Design: Through block randomization, patients were allocated to the intervention or control group. The study included 2 months baseline measurement, 3 months intervention, and 4 months follow-up. HIV-nurses delivered a minimal intervention ("adherence sustaining") to patients scoring >95% adherence at baseline, and an intensive intervention ("adherence improving") to patients with <95% adherence. Control participants received high-quality usual care.
Main outcome measures: Electronically monitored adherence and viral load.

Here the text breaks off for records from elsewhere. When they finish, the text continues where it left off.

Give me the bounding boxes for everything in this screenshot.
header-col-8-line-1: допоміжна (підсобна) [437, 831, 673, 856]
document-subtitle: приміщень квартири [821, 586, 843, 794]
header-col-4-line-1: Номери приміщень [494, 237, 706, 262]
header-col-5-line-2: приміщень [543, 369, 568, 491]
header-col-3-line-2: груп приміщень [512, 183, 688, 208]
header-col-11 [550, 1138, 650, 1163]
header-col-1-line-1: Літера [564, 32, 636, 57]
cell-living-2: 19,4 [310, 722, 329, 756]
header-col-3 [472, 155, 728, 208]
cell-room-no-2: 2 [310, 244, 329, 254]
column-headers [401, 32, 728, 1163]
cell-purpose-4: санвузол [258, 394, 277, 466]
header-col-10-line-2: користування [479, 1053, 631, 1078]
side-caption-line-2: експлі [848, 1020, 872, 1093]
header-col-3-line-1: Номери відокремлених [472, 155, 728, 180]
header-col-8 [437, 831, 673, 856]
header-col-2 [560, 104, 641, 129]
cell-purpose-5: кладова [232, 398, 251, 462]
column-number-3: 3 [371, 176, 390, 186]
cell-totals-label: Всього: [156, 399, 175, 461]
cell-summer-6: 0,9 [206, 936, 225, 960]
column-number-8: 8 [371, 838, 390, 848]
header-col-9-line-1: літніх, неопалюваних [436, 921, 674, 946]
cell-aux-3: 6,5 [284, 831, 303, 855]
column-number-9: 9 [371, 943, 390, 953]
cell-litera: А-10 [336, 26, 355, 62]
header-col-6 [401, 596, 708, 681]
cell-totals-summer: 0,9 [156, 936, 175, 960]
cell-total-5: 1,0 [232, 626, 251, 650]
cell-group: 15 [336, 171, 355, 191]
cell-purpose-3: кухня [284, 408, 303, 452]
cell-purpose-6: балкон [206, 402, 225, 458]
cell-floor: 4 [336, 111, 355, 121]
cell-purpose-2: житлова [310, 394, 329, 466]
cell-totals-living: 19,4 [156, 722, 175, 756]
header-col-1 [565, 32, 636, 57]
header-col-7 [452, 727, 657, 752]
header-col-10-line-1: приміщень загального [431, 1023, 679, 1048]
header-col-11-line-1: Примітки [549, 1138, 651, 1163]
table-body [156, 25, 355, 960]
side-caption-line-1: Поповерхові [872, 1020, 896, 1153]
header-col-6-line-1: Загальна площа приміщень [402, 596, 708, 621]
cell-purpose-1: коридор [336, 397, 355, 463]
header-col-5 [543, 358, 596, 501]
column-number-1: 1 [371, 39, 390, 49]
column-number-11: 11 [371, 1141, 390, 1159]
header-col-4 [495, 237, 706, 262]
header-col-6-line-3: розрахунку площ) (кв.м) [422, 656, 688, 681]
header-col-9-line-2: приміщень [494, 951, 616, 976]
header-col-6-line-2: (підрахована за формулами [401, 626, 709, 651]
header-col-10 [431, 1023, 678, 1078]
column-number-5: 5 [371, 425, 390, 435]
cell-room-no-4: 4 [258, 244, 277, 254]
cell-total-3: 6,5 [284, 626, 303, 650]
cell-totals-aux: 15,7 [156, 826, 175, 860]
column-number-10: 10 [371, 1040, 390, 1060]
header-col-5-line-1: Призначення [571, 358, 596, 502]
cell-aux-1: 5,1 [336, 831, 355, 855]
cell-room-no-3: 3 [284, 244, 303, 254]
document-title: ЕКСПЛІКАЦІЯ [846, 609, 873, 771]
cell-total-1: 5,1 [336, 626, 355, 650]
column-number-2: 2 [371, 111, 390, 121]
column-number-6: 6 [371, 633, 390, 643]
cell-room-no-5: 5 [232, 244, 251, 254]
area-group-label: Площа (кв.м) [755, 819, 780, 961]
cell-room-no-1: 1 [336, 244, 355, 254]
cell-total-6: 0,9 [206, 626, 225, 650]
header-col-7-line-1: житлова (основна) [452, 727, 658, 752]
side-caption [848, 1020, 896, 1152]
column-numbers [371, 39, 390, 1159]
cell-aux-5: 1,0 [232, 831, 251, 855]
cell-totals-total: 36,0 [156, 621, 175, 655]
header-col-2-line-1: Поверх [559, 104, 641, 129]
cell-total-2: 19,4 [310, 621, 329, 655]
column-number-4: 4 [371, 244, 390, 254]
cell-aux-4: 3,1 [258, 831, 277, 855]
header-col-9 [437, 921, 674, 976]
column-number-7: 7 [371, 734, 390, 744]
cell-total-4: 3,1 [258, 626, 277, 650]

Results: 133 patients were included (67 control, 66 intervention), 60% had <95% adherence at baseline, and 87% (116/133) completed the trial. Intent-to-treat analyses showed that adherence improved significantly in the complete intervention sample. Subgroup analyses showed that this effect was caused by participants scoring <95% at baseline (mean difference = 15.20%; p < .001). These effects remained stable during follow-up. The number of patients with an undetectable viral load increased in the intervention group compared to the control group (OR = 2.96, p < .05). Treatments effects on viral load were mediated by the improvements in adherence.
Conclusions: The AIMS-intervention was effective and can be integrated in routine clinical care for HIV-infected patients. Future research should study its (cost)effectiveness among more heterogeneous samples and in settings with variable levels of standard care.